Comment LMDE is "it". (Score 1) 42

I've been using LMDE 5 (and then 6 since it came out) as my daily driver for a few years now, having been a decades-long (desktop) windows user. Debian gives me warm fuzzies, and Ubuntu decidedly does not, even though it's (for the most part) an adequate OS. I think cinnamon is about as close to perfect as it's possible for a *nix WM to be at this point for a general purpose desktop, especially for soon-to-be windows refugees. I'm about to install it onto a bunch of machines to replace win10 before it goes EOL. It's going to be a vast improvement to my "friends and family" support network.

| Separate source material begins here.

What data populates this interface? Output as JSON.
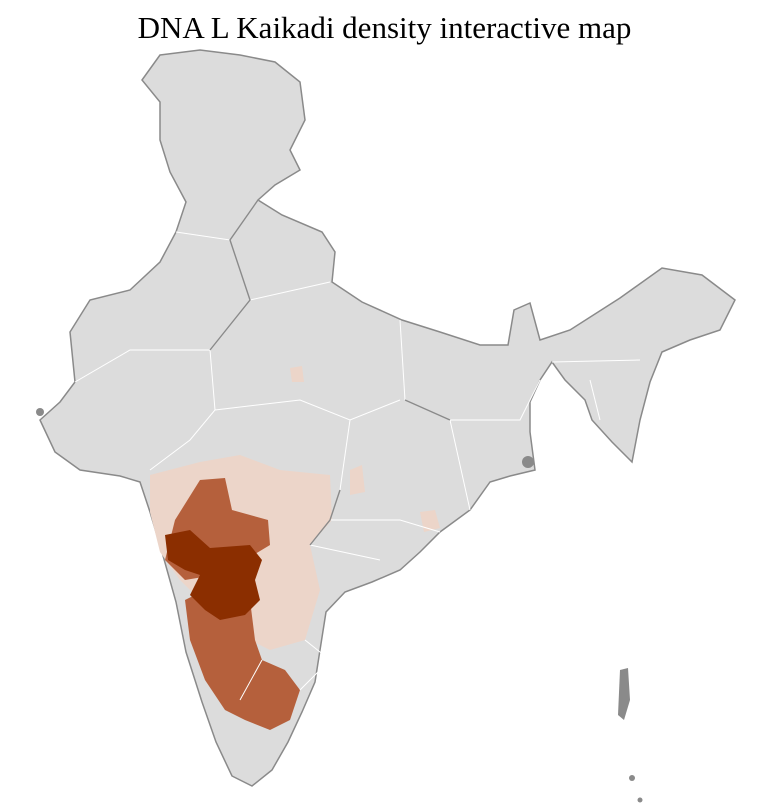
{
  "title": "DNA L Kaikadi density interactive map"
}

My prediction is that Windows will become irrelevant as a desktop OS for personal/small business use within 5 years, especially if they stick with their plan of no win11 for like half the PCs in current use on the planet. LMDE (or Debian) will run quite well on most any computer that came preinstalled with windows *7* much less 10.

OEM support for linux is something that I think the PC industry is going to embrace in a big way in the next few years. The list of OEM linux PCs is growing by the day.

I realize there are already a number of linux installers one can download and run from inside windows, but it's too bad there isn't a turn-key solution ready to go that would:

1. Automatically back up all user data on a windows machine.
2. Scan it and make software recommendations based on installed windows software.
3. Re-partition or just image and wipe the boot drive and install whatever flavor of linux on it, leaving the windows filesystem in a form suitable for running in QEMU, for the edge cases where people would lose functionality only available to them in windows.

That's essentially what I intend to do "by hand" to a bunch of machines in the next few months, though most of them won't even need the windows in-a-VM thing, so it'll just be backup/wipe/install.